Cuando el viernes pasado fui a dar a mis gallinas su ración diaria de exquisiteces hortícolas me encontré con una sorpresa. Un gran búho real había entrado durante la noche y estaba departiendo amigablemente con algunos de los habitantes del gallinero. Debí poner tal cara de estupor que Elvira se acercó rauda y me dijo en voz baja, mientras aleteaba coquetuela la pestaña mirando al visitante:

-No te preocupes, es un amigo. No viene con malas intenciones.

Normalmente me fío del criterio de mi gallina favorita, pero esta vez la noté tan embelesada con el forastero que tuve mis dudas. Bien es verdad que su porte era magnífico y no sólo ella parecía cautivada por sus encantos. Todas las gallinas procuraban atraer su atención y esponjaban sus plumas suspirando, mientras que los gallos se mantenían apartados cuchicheando y lanzando de vez en cuando aviesas miradas.

-A ésos no hay que hacerles ni caso. No tienen ni pizca de educación.

-Pobrecillos, tienen su corazoncito. Están ligeramente heridos en su amor propio...

-Les disculpé.

-Se lo tienen muy creído.

-Está bien, pero a lo que vamos, ¿a qué viene un búho a un gallinero si no es a pegarse una buena cena?

-Desde luego -repite incansablemente Elvira- cómo sois los humanos. Ven, que te lo voy a presentar.

Era realmente un búho encantador. Nos cuenta que representa a las aves tinetenses que, junto con otros colectivos, están intentando que el Gran Gallinero Astur e incluso el Archigallinero Estatal elaboren un plan para la rehabilitación del monasterio de Santa María de Obona.

-La situación del edificio es lamentable -me informa-. Yo, que vivo allí desde hace muchísimos años, estoy a punto de perder mi casa porque no se tiene en pie, y nadie hace nada de nada.

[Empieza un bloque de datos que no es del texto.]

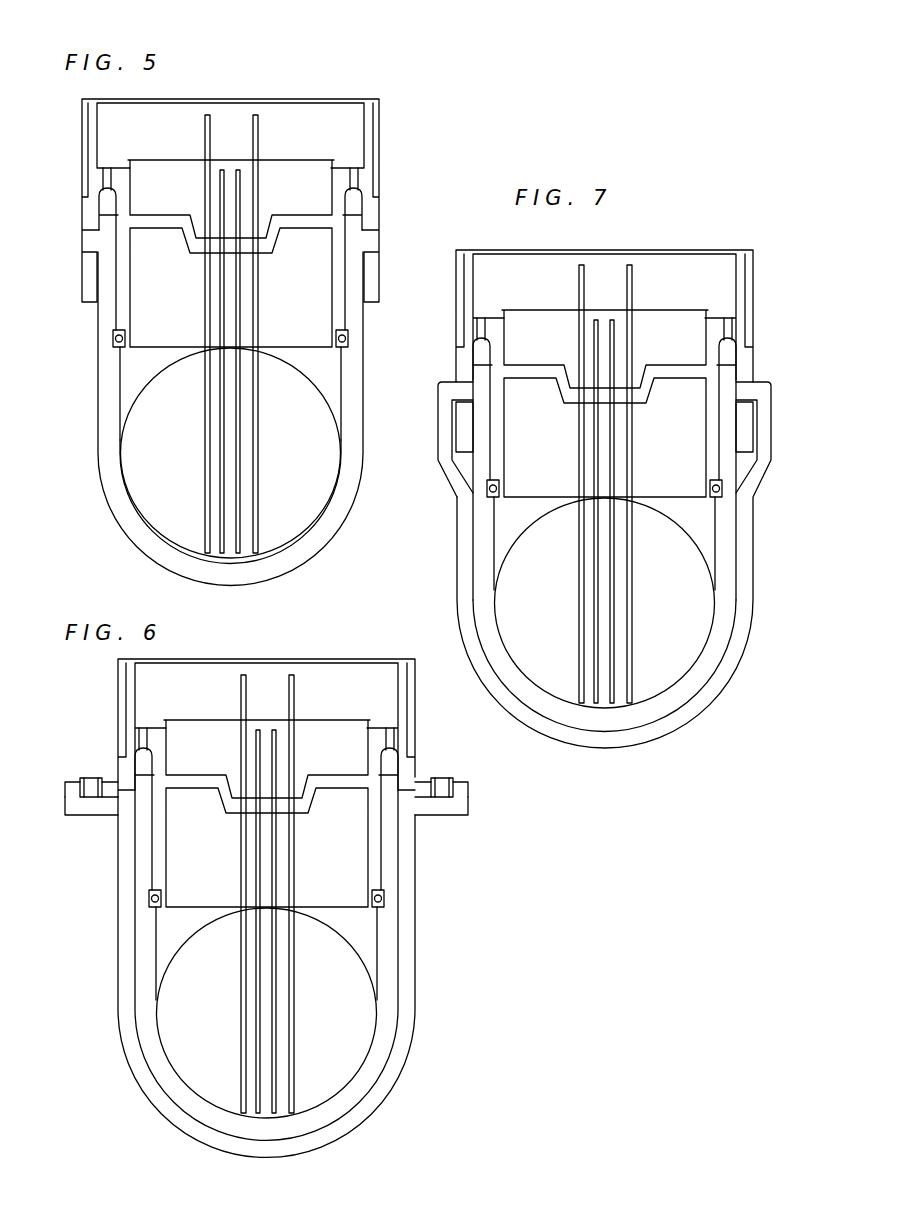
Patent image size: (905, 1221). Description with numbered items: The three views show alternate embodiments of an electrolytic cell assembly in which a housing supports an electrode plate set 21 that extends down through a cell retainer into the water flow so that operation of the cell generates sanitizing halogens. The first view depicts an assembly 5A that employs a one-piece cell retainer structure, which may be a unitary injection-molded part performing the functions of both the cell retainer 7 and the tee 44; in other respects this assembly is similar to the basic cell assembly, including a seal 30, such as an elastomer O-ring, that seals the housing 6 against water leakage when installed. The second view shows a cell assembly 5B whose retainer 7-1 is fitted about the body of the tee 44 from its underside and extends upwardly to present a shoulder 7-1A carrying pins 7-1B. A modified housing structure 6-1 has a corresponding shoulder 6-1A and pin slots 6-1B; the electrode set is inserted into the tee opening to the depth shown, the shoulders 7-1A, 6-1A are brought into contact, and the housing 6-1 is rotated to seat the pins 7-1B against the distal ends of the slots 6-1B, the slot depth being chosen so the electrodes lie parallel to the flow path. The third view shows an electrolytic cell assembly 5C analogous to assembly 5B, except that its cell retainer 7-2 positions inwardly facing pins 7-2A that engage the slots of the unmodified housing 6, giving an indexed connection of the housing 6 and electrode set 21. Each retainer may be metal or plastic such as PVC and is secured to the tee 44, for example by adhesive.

In FIG. 5, the electrolytic cell assembly 5A is at (398, 133).
In FIG. 6, the cell assembly 5B is at (351, 652).
In FIG. 7, the electrolytic cell assembly 5C is at (766, 247).
In FIG. 7, the housing 6 is at (757, 290).
In FIG. 6, the housing structure 6-1 is at (416, 706).
In FIG. 6, the shoulder 6-1A is at (64, 784).
In FIG. 6, the pin slots 6-1B is at (460, 790).
In FIG. 5, the cell retainer 7 is at (110, 508).
In FIG. 6, the retainer 7-1 is at (120, 1001).
In FIG. 6, the shoulder 7-1A is at (79, 816).
In FIG. 6, the pins 7-1B is at (92, 786).
In FIG. 7, the cell retainer 7-2 is at (456, 612).
In FIG. 7, the inwardly facing pins 7-2A is at (459, 392).
In FIG. 5, the electrode plate set 21 is at (262, 458).
In FIG. 6, the electrode plate set 21 is at (301, 1030).
In FIG. 7, the electrode plate set 21 is at (646, 648).
In FIG. 5, the seal 30 is at (350, 338).
In FIG. 6, the seal 30 is at (385, 892).
In FIG. 7, the seal 30 is at (723, 488).
In FIG. 5, the tee 44 is at (231, 453).
In FIG. 6, the tee 44 is at (157, 1068).
In FIG. 7, the tee 44 is at (492, 632).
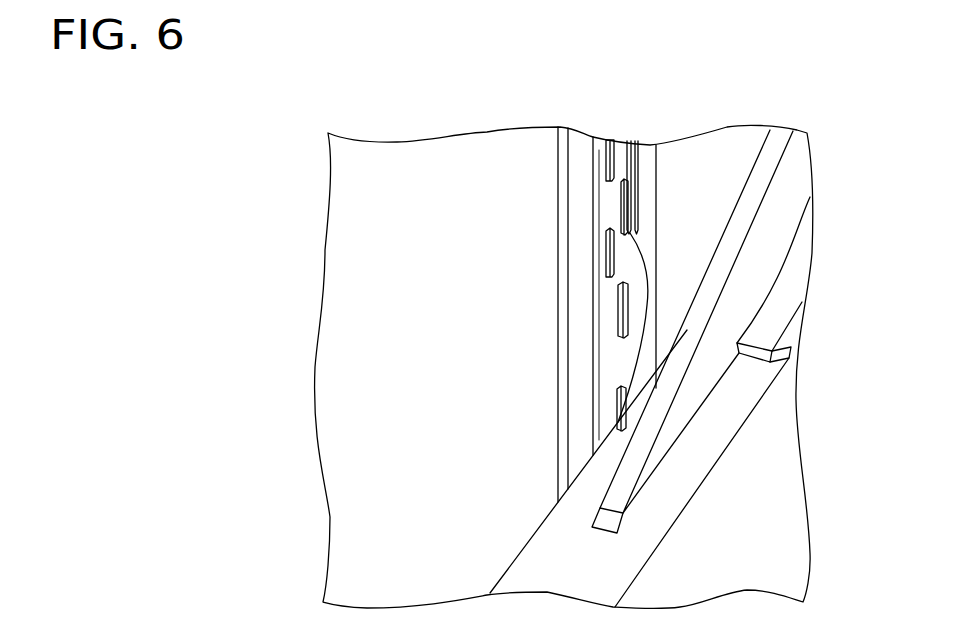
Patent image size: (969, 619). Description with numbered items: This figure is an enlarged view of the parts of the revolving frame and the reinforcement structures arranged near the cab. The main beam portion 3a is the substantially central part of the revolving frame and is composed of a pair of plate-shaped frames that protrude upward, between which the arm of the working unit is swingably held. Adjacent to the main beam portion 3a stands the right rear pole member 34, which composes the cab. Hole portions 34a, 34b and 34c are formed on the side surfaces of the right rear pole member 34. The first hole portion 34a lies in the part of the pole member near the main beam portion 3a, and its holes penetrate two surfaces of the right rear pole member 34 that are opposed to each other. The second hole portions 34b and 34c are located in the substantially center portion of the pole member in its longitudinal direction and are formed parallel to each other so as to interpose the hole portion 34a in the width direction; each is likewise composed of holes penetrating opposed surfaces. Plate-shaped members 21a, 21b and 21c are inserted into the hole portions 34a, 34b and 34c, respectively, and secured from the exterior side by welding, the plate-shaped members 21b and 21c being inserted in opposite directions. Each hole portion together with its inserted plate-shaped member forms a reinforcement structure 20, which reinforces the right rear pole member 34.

The right rear pole member 34 is at (582, 146).
The hole portion 34a is at (602, 205).
The hole portion 34b is at (596, 165).
The hole portion 34c is at (616, 149).
The reinforcement structure 20 is at (658, 162).
The plate-shaped member 21a is at (650, 290).
The plate-shaped member 21b is at (641, 200).
The plate-shaped member 21c is at (634, 192).
The main beam portion 3a is at (743, 397).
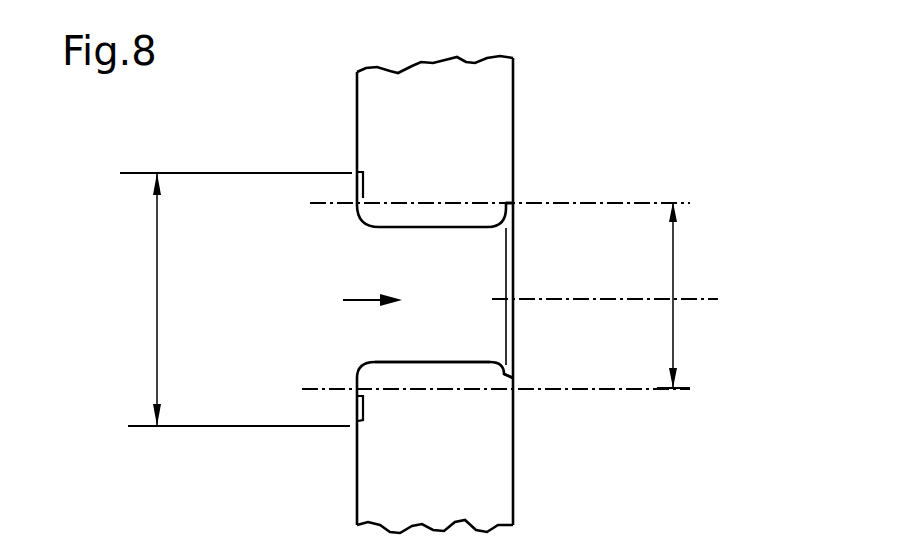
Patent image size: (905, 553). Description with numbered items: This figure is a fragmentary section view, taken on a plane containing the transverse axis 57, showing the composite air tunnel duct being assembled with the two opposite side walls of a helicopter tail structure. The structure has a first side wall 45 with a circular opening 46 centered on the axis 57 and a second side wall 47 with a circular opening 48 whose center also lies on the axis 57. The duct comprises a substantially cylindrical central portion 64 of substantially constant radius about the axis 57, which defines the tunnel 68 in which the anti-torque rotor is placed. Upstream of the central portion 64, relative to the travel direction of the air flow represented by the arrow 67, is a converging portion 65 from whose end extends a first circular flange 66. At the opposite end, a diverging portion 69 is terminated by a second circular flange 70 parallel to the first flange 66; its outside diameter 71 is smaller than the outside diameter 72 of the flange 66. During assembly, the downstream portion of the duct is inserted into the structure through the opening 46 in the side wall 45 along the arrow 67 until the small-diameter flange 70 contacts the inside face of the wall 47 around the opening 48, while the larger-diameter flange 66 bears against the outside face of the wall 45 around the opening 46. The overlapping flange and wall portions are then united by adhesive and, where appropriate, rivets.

The first side wall 45 is at (357, 110).
The circular opening 46 is at (368, 198).
The second side wall 47 is at (516, 78).
The circular opening 48 is at (517, 213).
The transverse axis 57 is at (597, 296).
The central portion 64 is at (462, 365).
The converging portion 65 is at (366, 364).
The first circular flange 66 is at (356, 396).
The arrow 67 is at (345, 298).
The tunnel 68 is at (430, 346).
The diverging portion 69 is at (497, 229).
The second circular flange 70 is at (520, 373).
The outside diameter 71 is at (677, 265).
The outside diameter 72 is at (157, 313).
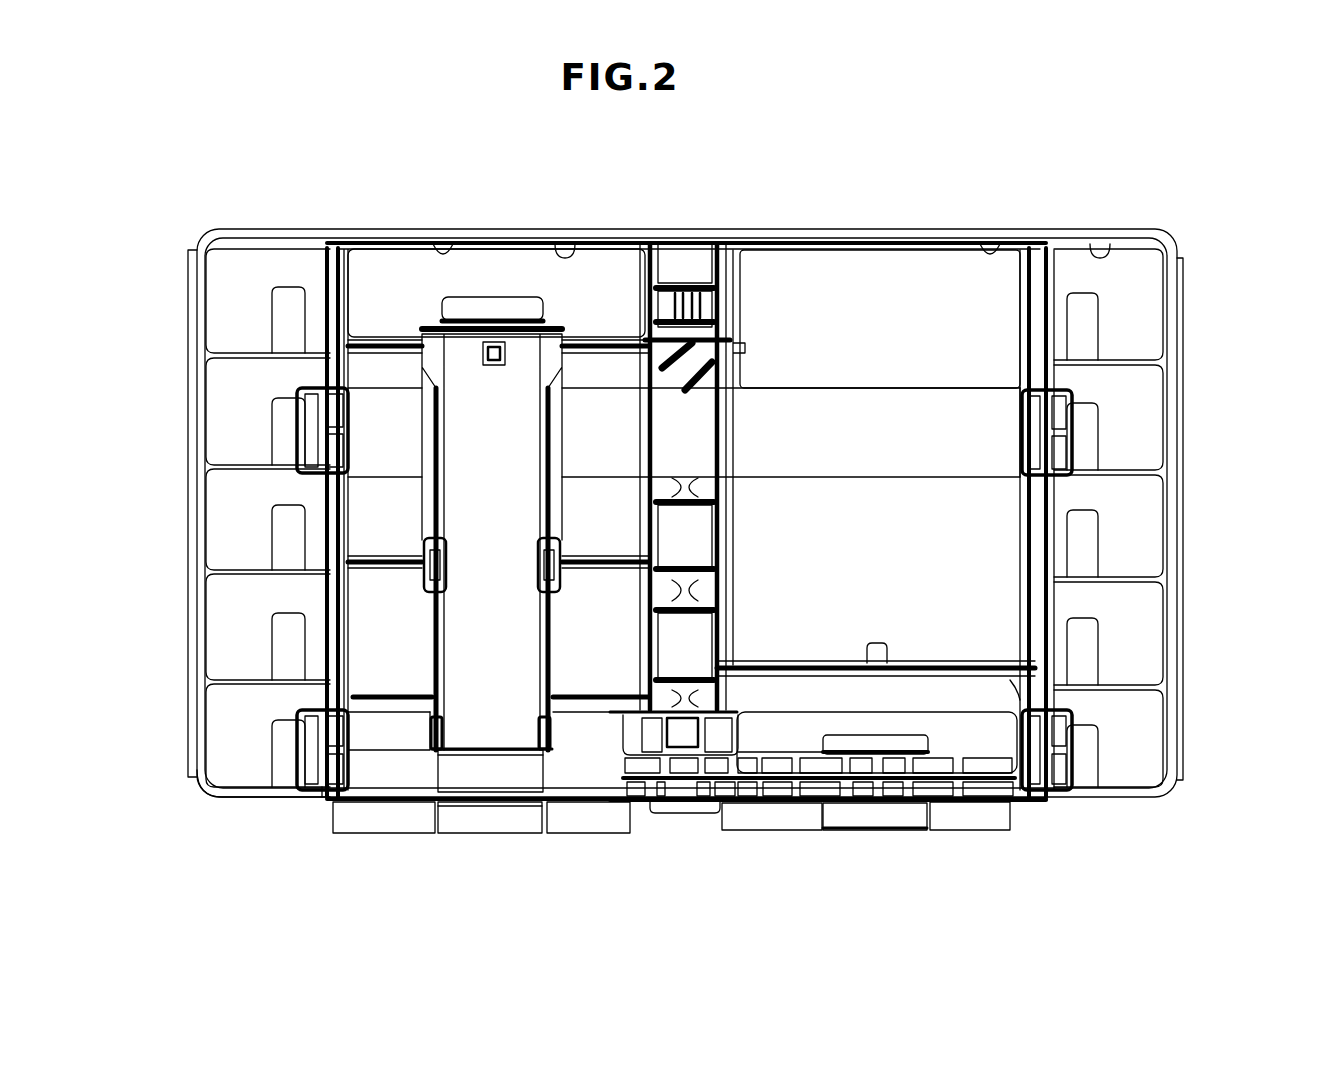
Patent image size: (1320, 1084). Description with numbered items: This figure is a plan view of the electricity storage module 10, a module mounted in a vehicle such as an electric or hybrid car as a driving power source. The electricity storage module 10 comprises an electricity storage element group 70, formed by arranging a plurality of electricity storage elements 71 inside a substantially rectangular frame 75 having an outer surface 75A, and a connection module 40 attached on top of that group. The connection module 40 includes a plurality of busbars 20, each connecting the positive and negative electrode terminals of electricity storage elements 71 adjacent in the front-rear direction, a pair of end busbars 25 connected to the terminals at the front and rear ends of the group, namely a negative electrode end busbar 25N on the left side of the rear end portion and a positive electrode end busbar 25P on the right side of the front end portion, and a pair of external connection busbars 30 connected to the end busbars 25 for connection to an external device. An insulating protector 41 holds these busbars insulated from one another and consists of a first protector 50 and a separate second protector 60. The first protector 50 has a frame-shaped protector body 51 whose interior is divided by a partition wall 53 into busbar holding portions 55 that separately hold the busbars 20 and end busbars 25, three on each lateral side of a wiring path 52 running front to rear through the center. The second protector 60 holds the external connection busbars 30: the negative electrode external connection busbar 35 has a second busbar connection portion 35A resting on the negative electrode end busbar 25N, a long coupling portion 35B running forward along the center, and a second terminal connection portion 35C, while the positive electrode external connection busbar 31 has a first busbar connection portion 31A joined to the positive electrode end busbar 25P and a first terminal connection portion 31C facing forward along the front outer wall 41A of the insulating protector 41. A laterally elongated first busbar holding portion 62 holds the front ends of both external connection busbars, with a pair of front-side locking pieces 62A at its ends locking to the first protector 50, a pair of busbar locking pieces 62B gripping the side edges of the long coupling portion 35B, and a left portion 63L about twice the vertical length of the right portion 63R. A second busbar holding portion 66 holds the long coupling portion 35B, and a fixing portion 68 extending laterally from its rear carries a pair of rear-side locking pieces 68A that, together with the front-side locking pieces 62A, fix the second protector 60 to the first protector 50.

The electricity storage module 10 is at (1226, 339).
The electricity storage element group 70 is at (1210, 289).
The electricity storage element 71 is at (236, 265).
The frame 75 is at (258, 797).
The outer surface 75A is at (288, 797).
The busbar 20 is at (375, 512).
The connection module 40 is at (1072, 280).
The first protector 50 is at (722, 849).
The protector body 51 is at (1047, 540).
The partition wall 53 is at (372, 337).
The busbar holding portion 55 is at (443, 243).
The end busbar 25 is at (713, 548).
The negative electrode end busbar 25N is at (590, 265).
The positive electrode end busbar 25P is at (985, 745).
The second busbar holding portion 66 is at (330, 350).
The rear-side locking piece 68A is at (300, 413).
The external connection busbar 30 is at (788, 548).
The negative electrode external connection busbar 35 is at (466, 548).
The second busbar connection portion 35A is at (496, 305).
The long coupling portion 35B is at (462, 668).
The second terminal connection portion 35C is at (505, 800).
The busbar locking piece 62B is at (433, 735).
The positive electrode external connection busbar 31 is at (938, 762).
The first busbar connection portion 31A is at (893, 740).
The first terminal connection portion 31C is at (868, 797).
The first busbar holding portion 62 is at (905, 783).
The front outer wall 41A is at (798, 797).
The wiring path 52 is at (683, 250).
The fixing portion 68 is at (765, 430).
The second protector 60 is at (650, 843).
The insulating protector 41 is at (637, 898).
The right portion 63R is at (770, 795).
The left portion 63L is at (403, 822).
The front-side locking piece 62A is at (1063, 763).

La leyenda -continuó- atribuye su fundación a Adelgaster, supuesto hijo natural del rey Silo, allá por el siglo VIII, pero es poco probable esta fecha tan temprana. Si hay, sin embargo, documentos del siglo XI que indican que pasa a depender del monasterio de Corias. Al principio era un cenobio mixto...

-¡¡¡Ooooh!!!

-Pero en el siglo XII acata la regla de San Benito y pasa a ser exclusivamente masculino.

-¡Bah!

-Lo más antiguo que se conserva es la iglesia, del siglo XIII. El resto del edificio se reconstruyó en el XVII, y ahora se está cayendo por la desidia de las administraciones. Sniff.

Al buhito se le saltaban las lágrimas, y hasta los gallos estaban conmovidos.

La gallina Consuelo fue rápidamente a la parte práctica del asunto:

-¿Y qué propuestas hay respecto a su futura utilización?

-¿Qué os parece un hotelazo de lujo con un circuito de spa?

-Renata, por Dios...

-¿Y un centro de rehabilitación para aves cojitas?- propone Etelvina mientras muestra a todos su patita sin dedos.

-Ideas hay muchas -responde el búho armándose de paciencia-, pero lo más importante es un compromiso que vaya acompañado de una partida presupuestaria en condiciones.

Todos los presentes se comprometieron a apoyar las reivindicaciones del nuevo amigo, y a involucrar a todas las aves y hortalizas de Paraxes. De momento ya hay una enorme pancarta en el frente del gallinero: ¡rehabilitación de Obona, ya!